Making R Code Efficient

Friday February 7, 9am - 12.

Duncan Temple Lang

This is a hands-on case study in taking an existing R project/script and making it more efficient. This means

• making it use less memory so it is actually feasible to run, and
• making it faster to run so that we can go to "larger" runs.

We start from an existing script and make it approximately 300 times faster and uses significantly less memory.

This will involve

• becoming familiar with code we didn't write,
• how to figure out what we need to change and in what order,
• thinking about ways to do the same computations in R in different ways,
• making changes and ensuring we get the same results – testing.

We think about

• meta-programming to understand code
• how to represent data in a "good" way
• how to measure how long computations take
• how to compare results across different implementations.

In addition to providing technical information, this workshop primarily focuses on how to reason about changing computations to improve them. While it is the thought process that is most interesting, we also describe several R packages and functions that are generally useful.

This workshop is for people who are familiar with R. However, one doesn't need to be an expert and we believe that all R users will get something out of this workshop, but don't need to understand everything.
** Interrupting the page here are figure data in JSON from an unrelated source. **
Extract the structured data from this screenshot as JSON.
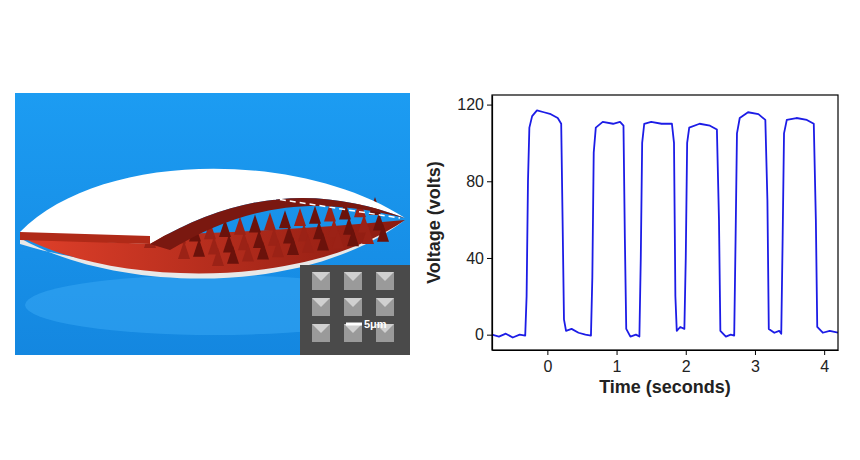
{
  "chart_data": {
    "type": "line",
    "x_label": "Time (seconds)",
    "y_label": "Voltage (volts)",
    "color": "#1c1ce6",
    "xlim": [
      -0.8,
      4.2
    ],
    "xticks": [
      0,
      1,
      2,
      3,
      4
    ],
    "ylim": [
      -8,
      125
    ],
    "yticks": [
      0,
      40,
      80,
      120
    ],
    "grid": false,
    "x": [
      -0.8,
      -0.7,
      -0.6,
      -0.5,
      -0.4,
      -0.32,
      -0.3,
      -0.28,
      -0.26,
      -0.22,
      -0.15,
      -0.05,
      0.05,
      0.15,
      0.2,
      0.22,
      0.24,
      0.27,
      0.35,
      0.45,
      0.55,
      0.63,
      0.65,
      0.67,
      0.7,
      0.8,
      0.95,
      1.05,
      1.1,
      1.12,
      1.14,
      1.2,
      1.28,
      1.33,
      1.35,
      1.37,
      1.4,
      1.5,
      1.65,
      1.8,
      1.83,
      1.85,
      1.87,
      1.92,
      1.98,
      2.0,
      2.02,
      2.05,
      2.2,
      2.35,
      2.45,
      2.48,
      2.5,
      2.58,
      2.65,
      2.7,
      2.72,
      2.74,
      2.78,
      2.9,
      3.05,
      3.15,
      3.18,
      3.2,
      3.28,
      3.35,
      3.38,
      3.4,
      3.42,
      3.46,
      3.6,
      3.75,
      3.85,
      3.88,
      3.9,
      3.98,
      4.08,
      4.2
    ],
    "values": [
      0,
      -1,
      0.5,
      -1.5,
      0,
      -0.5,
      20,
      80,
      108,
      114,
      117,
      116,
      115,
      113,
      110,
      60,
      8,
      2,
      3,
      1,
      0,
      -0.5,
      30,
      95,
      108,
      111,
      110,
      111,
      109,
      50,
      3,
      -1,
      0,
      -1,
      40,
      100,
      110,
      111,
      110,
      110,
      100,
      20,
      2,
      4,
      3,
      40,
      100,
      108,
      110,
      109,
      107,
      60,
      2,
      -1,
      0,
      -0.5,
      50,
      105,
      113,
      116,
      115,
      112,
      70,
      3,
      1,
      2,
      0.5,
      50,
      105,
      112,
      113,
      112,
      110,
      60,
      4,
      1,
      2,
      1
    ]
  },
  "illustration": {
    "scale_bar": "5μm"
  }
}
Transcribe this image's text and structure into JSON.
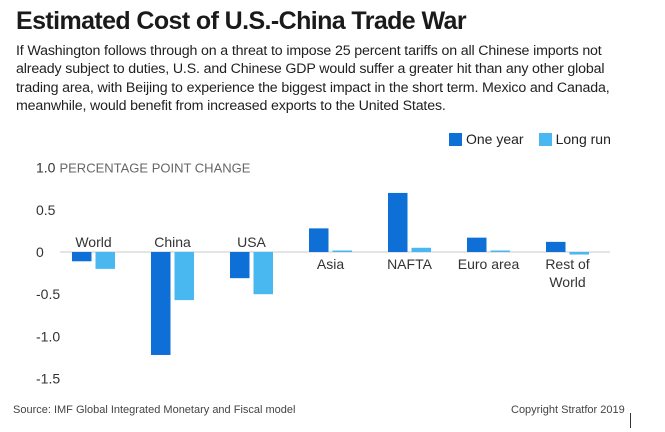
{
  "title": "Estimated Cost of U.S.-China Trade War",
  "subtitle": "If Washington follows through on a threat to impose 25 percent tariffs on all Chinese imports not already subject to duties, U.S. and Chinese GDP would suffer a greater hit than any other global trading area, with Beijing to experience the biggest impact in the short term. Mexico and Canada, meanwhile, would benefit from increased exports to the United States.",
  "source": "Source: IMF Global Integrated Monetary and Fiscal model",
  "copyright": "Copyright Stratfor 2019",
  "colors": {
    "one_year": "#0e6fd6",
    "long_run": "#4ab8f0"
  },
  "chart_data": {
    "type": "bar",
    "categories": [
      "World",
      "China",
      "USA",
      "Asia",
      "NAFTA",
      "Euro area",
      "Rest of World"
    ],
    "category_label_lines": [
      [
        "World"
      ],
      [
        "China"
      ],
      [
        "USA"
      ],
      [
        "Asia"
      ],
      [
        "NAFTA"
      ],
      [
        "Euro area"
      ],
      [
        "Rest of",
        "World"
      ]
    ],
    "series": [
      {
        "name": "One year",
        "values": [
          -0.11,
          -1.22,
          -0.31,
          0.28,
          0.7,
          0.17,
          0.12
        ]
      },
      {
        "name": "Long run",
        "values": [
          -0.2,
          -0.57,
          -0.5,
          0.01,
          0.05,
          0.01,
          -0.03
        ]
      }
    ],
    "ylabel": "PERCENTAGE POINT CHANGE",
    "yticks": [
      1.0,
      0.5,
      0,
      -0.5,
      -1.0,
      -1.5
    ],
    "ytick_labels": [
      "1.0",
      "0.5",
      "0",
      "-0.5",
      "-1.0",
      "-1.5"
    ],
    "ylim": [
      -1.5,
      1.0
    ],
    "grid": false,
    "legend_position": "top-right"
  }
}
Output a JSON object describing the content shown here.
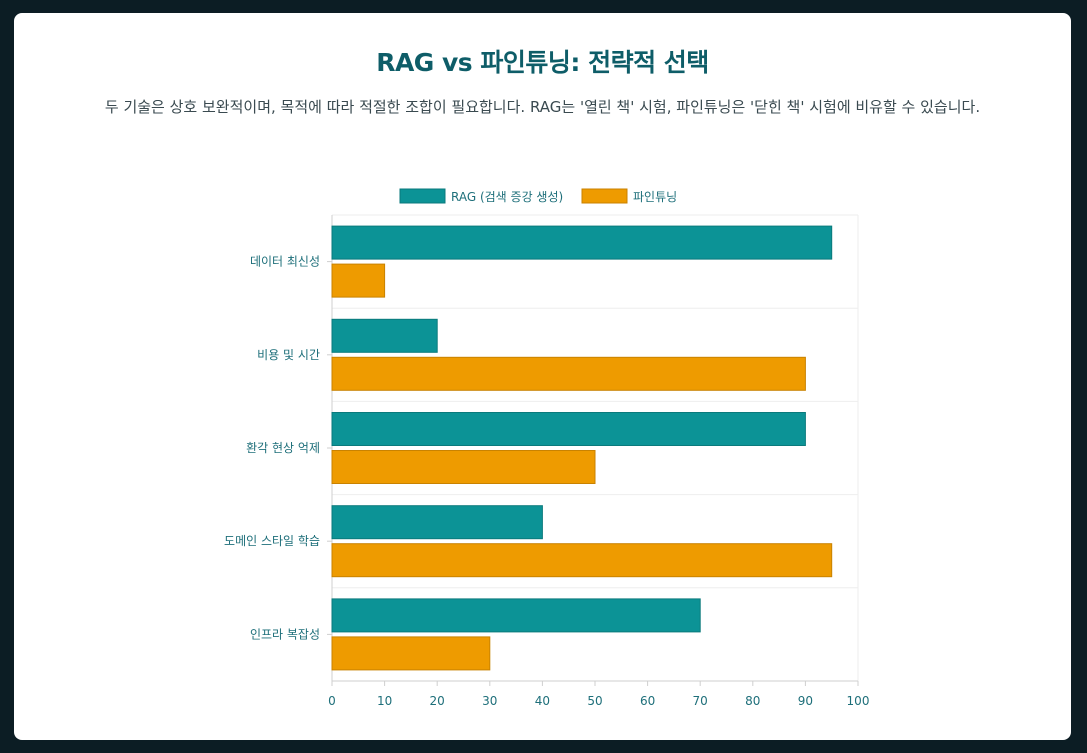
{
  "title": "RAG vs 파인튜닝: 전략적 선택",
  "subtitle": "두 기술은 상호 보완적이며, 목적에 따라 적절한 조합이 필요합니다. RAG는 '열린 책' 시험, 파인튜닝은 '닫힌 책' 시험에 비유할 수 있습니다.",
  "colors": {
    "rag": "#0c9396",
    "finetune": "#ee9b00",
    "label": "#1e6f7a"
  },
  "chart_data": {
    "type": "bar",
    "orientation": "horizontal",
    "categories": [
      "데이터 최신성",
      "비용 및 시간",
      "환각 현상 억제",
      "도메인 스타일 학습",
      "인프라 복잡성"
    ],
    "series": [
      {
        "name": "RAG (검색 증강 생성)",
        "values": [
          95,
          20,
          90,
          40,
          70
        ]
      },
      {
        "name": "파인튜닝",
        "values": [
          10,
          90,
          50,
          95,
          30
        ]
      }
    ],
    "xlim": [
      0,
      100
    ],
    "xticks": [
      "0",
      "10",
      "20",
      "30",
      "40",
      "50",
      "60",
      "70",
      "80",
      "90",
      "100"
    ],
    "grid": true,
    "legend_position": "top"
  }
}
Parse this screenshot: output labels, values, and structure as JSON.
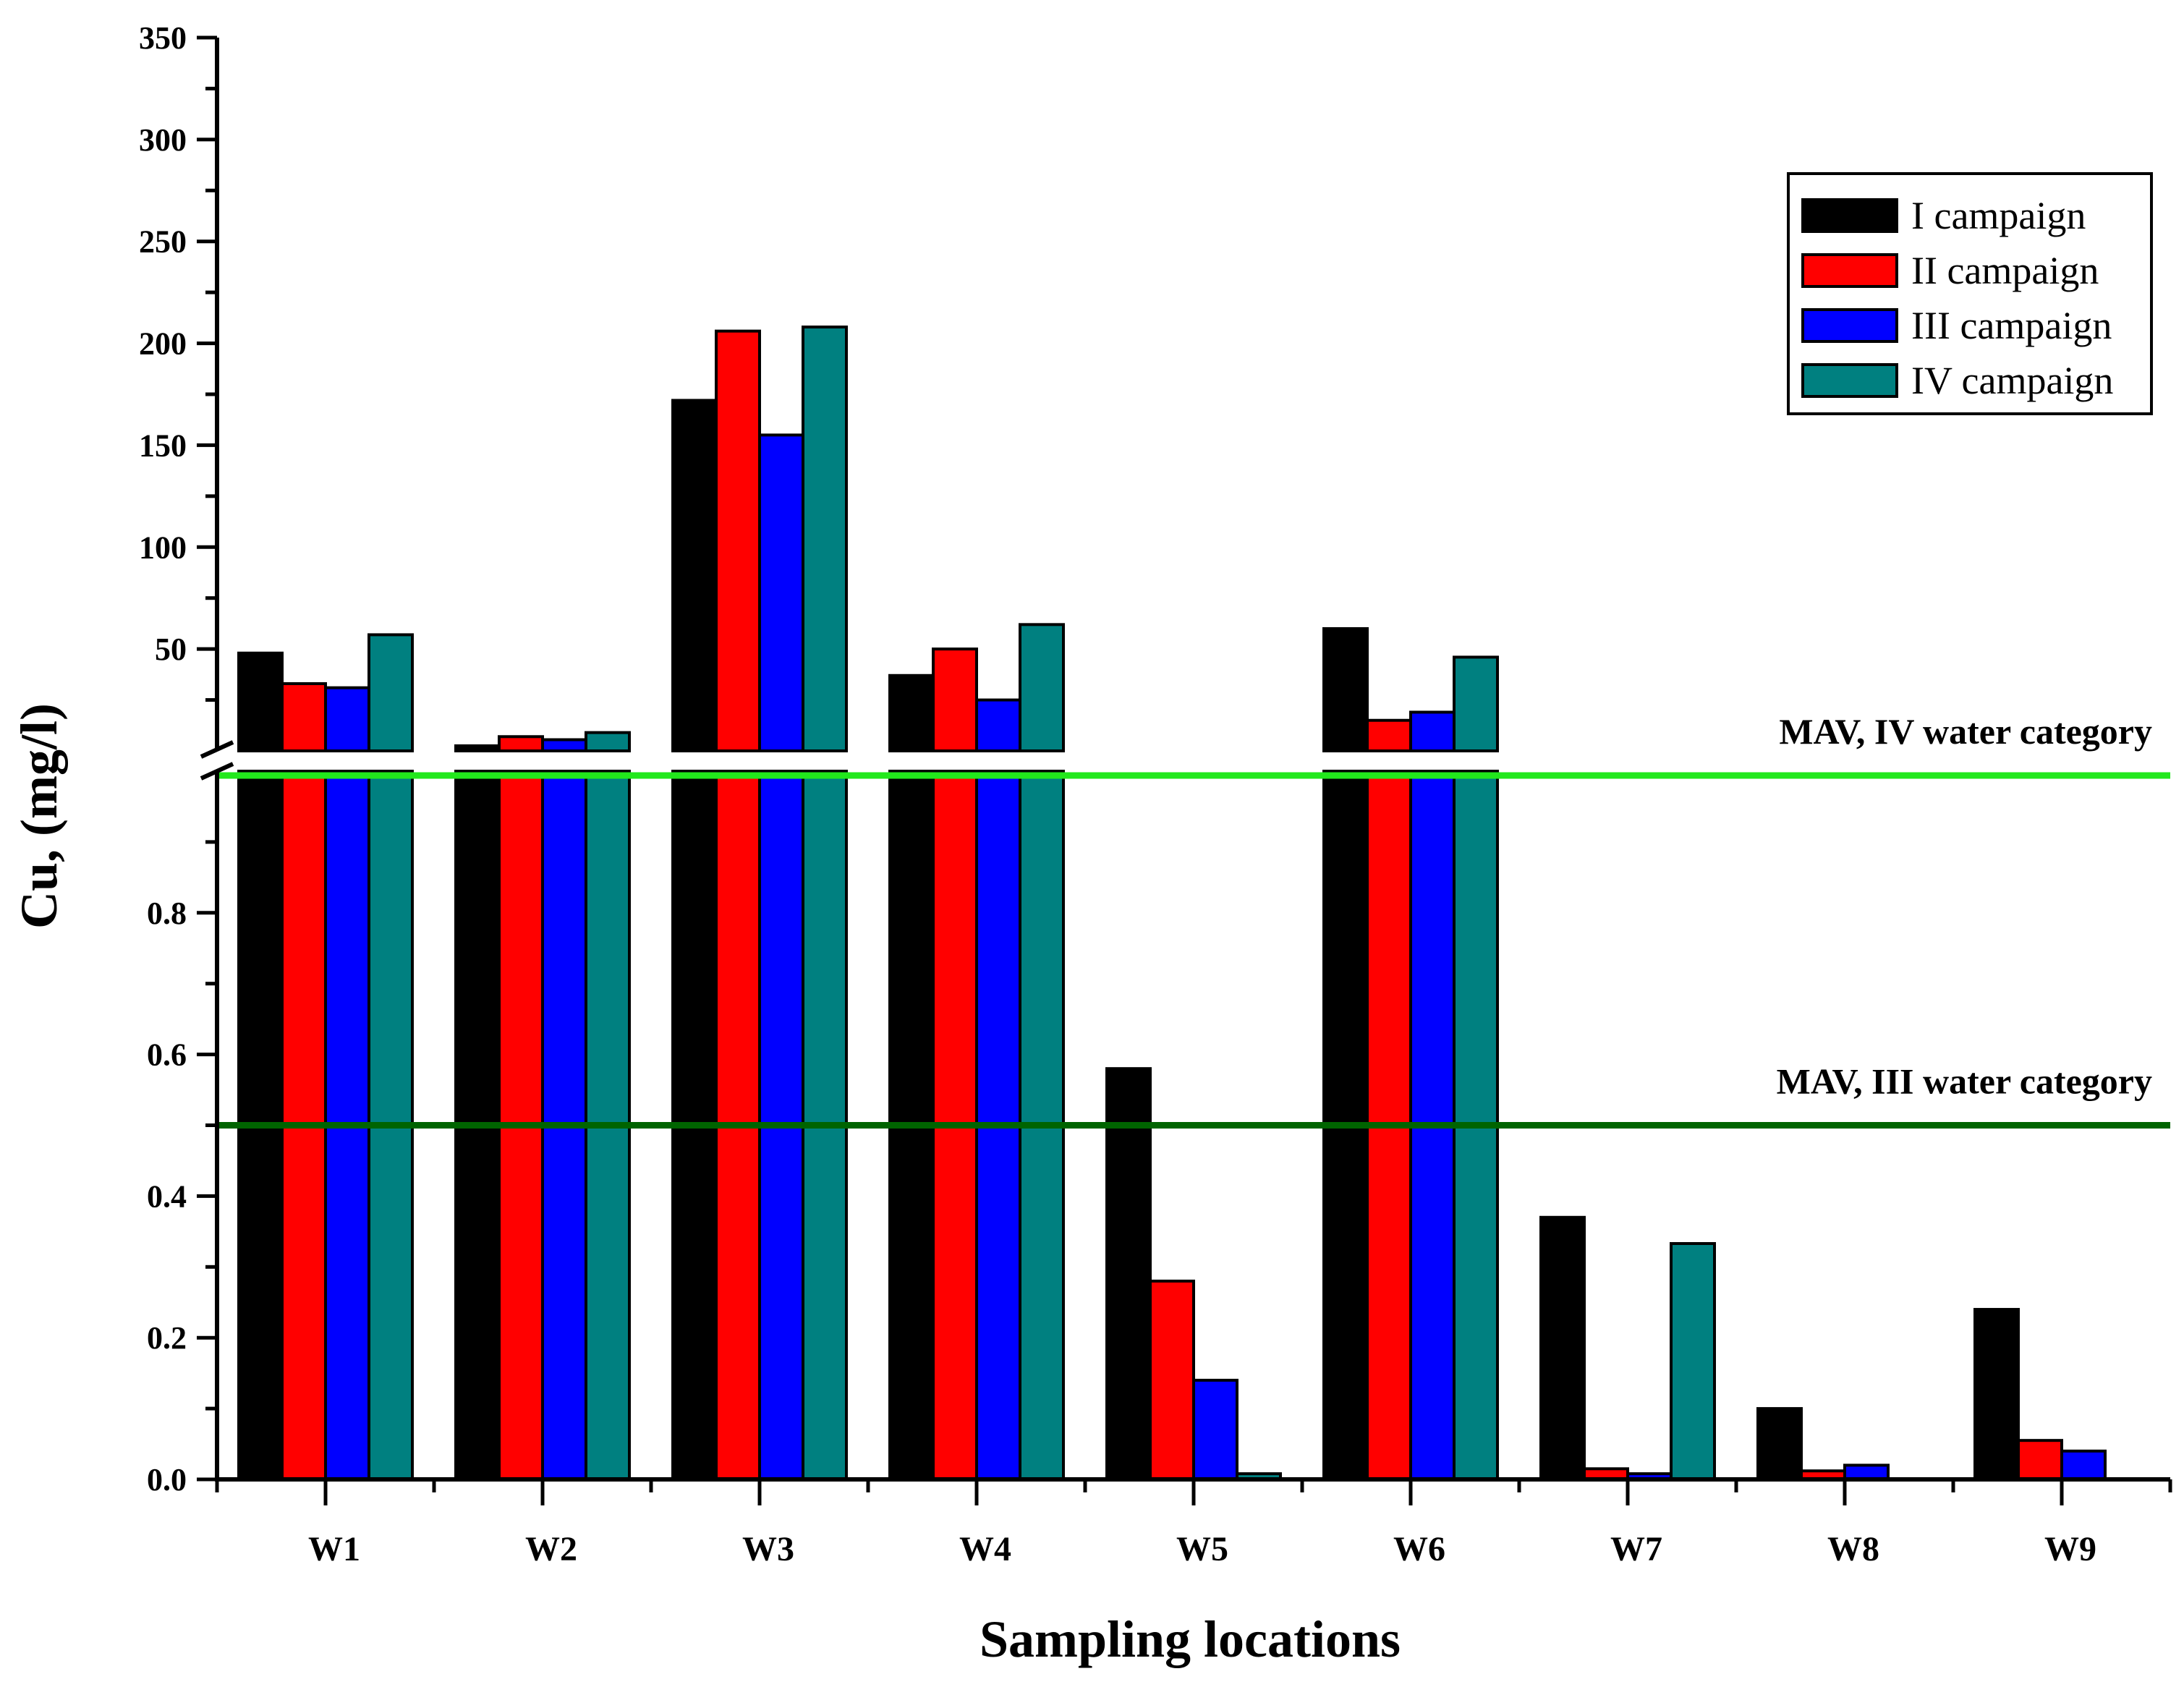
{
  "chart_data": {
    "type": "bar",
    "xlabel": "Sampling locations",
    "ylabel": "Cu, (mg/l)",
    "categories": [
      "W1",
      "W2",
      "W3",
      "W4",
      "W5",
      "W6",
      "W7",
      "W8",
      "W9"
    ],
    "series": [
      {
        "name": "I campaign",
        "color": "#000000",
        "values": [
          48,
          2.5,
          172,
          37,
          0.58,
          60,
          0.37,
          0.1,
          0.24
        ]
      },
      {
        "name": "II campaign",
        "color": "#ff0000",
        "values": [
          33,
          7,
          206,
          50,
          0.28,
          15,
          0.015,
          0.012,
          0.055
        ]
      },
      {
        "name": "III campaign",
        "color": "#0000ff",
        "values": [
          31,
          5.5,
          155,
          25,
          0.14,
          19,
          0.008,
          0.02,
          0.04
        ]
      },
      {
        "name": "IV campaign",
        "color": "#008080",
        "values": [
          57,
          9,
          208,
          62,
          0.008,
          46,
          0.333,
          0.001,
          0
        ]
      }
    ],
    "y_axis_lower": {
      "range": [
        0,
        1.0
      ],
      "ticks": [
        0.0,
        0.2,
        0.4,
        0.6,
        0.8
      ],
      "tick_labels": [
        "0.0",
        "0.2",
        "0.4",
        "0.6",
        "0.8"
      ]
    },
    "y_axis_upper": {
      "range": [
        0,
        350
      ],
      "ticks": [
        50,
        100,
        150,
        200,
        250,
        300,
        350
      ],
      "tick_labels": [
        "50",
        "100",
        "150",
        "200",
        "250",
        "300",
        "350"
      ]
    },
    "reference_lines": [
      {
        "label": "MAV, IV water category",
        "value": 1.0,
        "color": "#22e81c"
      },
      {
        "label": "MAV, III water category",
        "value": 0.5,
        "color": "#006400"
      }
    ],
    "legend_position": "top-right"
  }
}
Also, we'll answer lots of questions about this case study and more general questions, so it should be of value to anyone.

Efficiency in R

• Speed/run-time
• Memory usage

Thought process

• This workshop is all about the thought process
  • what to do next,
  • how to decide where to spend time,
  • when to give up on an approach and shift to something else.

Case Study

• Given an R script
  • ask for the required data, but have to identify all the files.
  • separate the functions from the script - why?
    • To allow us to change and test them individually, separately from running the script.
    • Need ways to verify any changes don't change the results.

Version Control

• Want to make changes in a controlled and reversible manner
  • Use git (or other VC system)
  • Use git commit for files on a single branch so we can revert back to previous version, OR
  • Use branches to do experimental changes we can abandon or merge.

Too Much Memory

• Run the code in BIG.R Let it fail.
  • show the size of the object being allocated.
  • How can we understand the dependencies
  • createVariableGraph()

Choosing Appropriate Data Structures

• allstages as a 4-D array or a list of lists of 2-D matrices.
  • if desired, write intermediate results to disk - saveRDS()
• Later
  • 2-D Lookup tables rather than data frame
  • 2-column matrix indexing

Understanding code

• Find the function definitions.
  • Functions in separate files so can source.
  • Can find them programmatically without sourcing the file - CodeDepends::getFunctionDefs()
• Find the data input commands
  • No hard-coded file paths
  • Make data available.
• find the for() loops, if() statements in the script.
• don't have rm(list = ls(all = TRUE)) or source() in separate environment

e = new.env()
source("rm.R", e)

Compare two scripts

• Do a diff of TOY.R and BIG.R
  • See ~/Book/CodeReview/compareScripts.xml

Speed

• So going to make TOY.R faster before we go about making BIG.R run at all.
• Why - because we want to guarantee the same results before we change the data structures.
  • Why - so we can compare the results. If we change everything, we can't necessarily compare the results.
  • Especially the intermediate results.

Measuring Run-time Code Characteristics

• Profiling - Rprof() and summaryRprof()
• CallCounter package
  • Determine how many times each function is called.
• trace() and collecting information about calls, e.g. length, class, typeof, dim of each argument.
  • Need to know the maximum number of elements in each call.
• Time the individual top-level expressions
  • timeEval() in timeEval.R
• Test the results are the same
  • At the end
  • At each top-level expression
    • Modify script/code to create temporary assignments/write to RDS files.
    • Do it programmatically
      • storeEval() and storeEval2.R
• cbind() variations
  • matrix
  • more specific context
  • C code.
• inlining global constants
  • determining they are constants
  • modifying functions programmatically

Avoid

• ifelse()
• Vectorize()
  • If you do use this, specify the arguments being looped over and the scalars.
  • Vectorize functions using vectorized operations, not loops over arguments
• || when you mean | (and && versus &)

Meta-programming

• variable timelines
• Variable graphs

Improvements

• replace ifelse() with | and %in% and subsetting.
• replace Vectorize() with vectorized computations.
• [,1] versus [[1]] in a data.frame. - Lookupy
• accumulate - loop over fewer elements in a single loop rather than all elements in 2 nested loops. Matrix indices from which(, arr.ind = TRUE)
• improve cbind()
• subset inputs to call, not the results of the call.
• Create matrices outside of loop when same size. x[] = 0 versus x = matrix(...) each time.
• removing variables we create but don't use.
• benefit(x, y,z)[w] versus benefit(x[w], y[w], z)
• MaxQw=max(Lookupy[Lookupy[,1]=="April" | Lookupy[,1]=="May" | Lookupy[,1]=="June" | Lookupy[,1]=="July" | Lookupy[,1]=="August" | Lookupy[,1]=="September" | Lookupy[,1]=="October",3]) versus MaxQw=max(LookupyQ[c("April" , "May" , "June" , "July", "August", "September", "October"),])

Packages

• CodeDepends
• CodeAnalysis
• rstatic
• codetools
• R's own base package.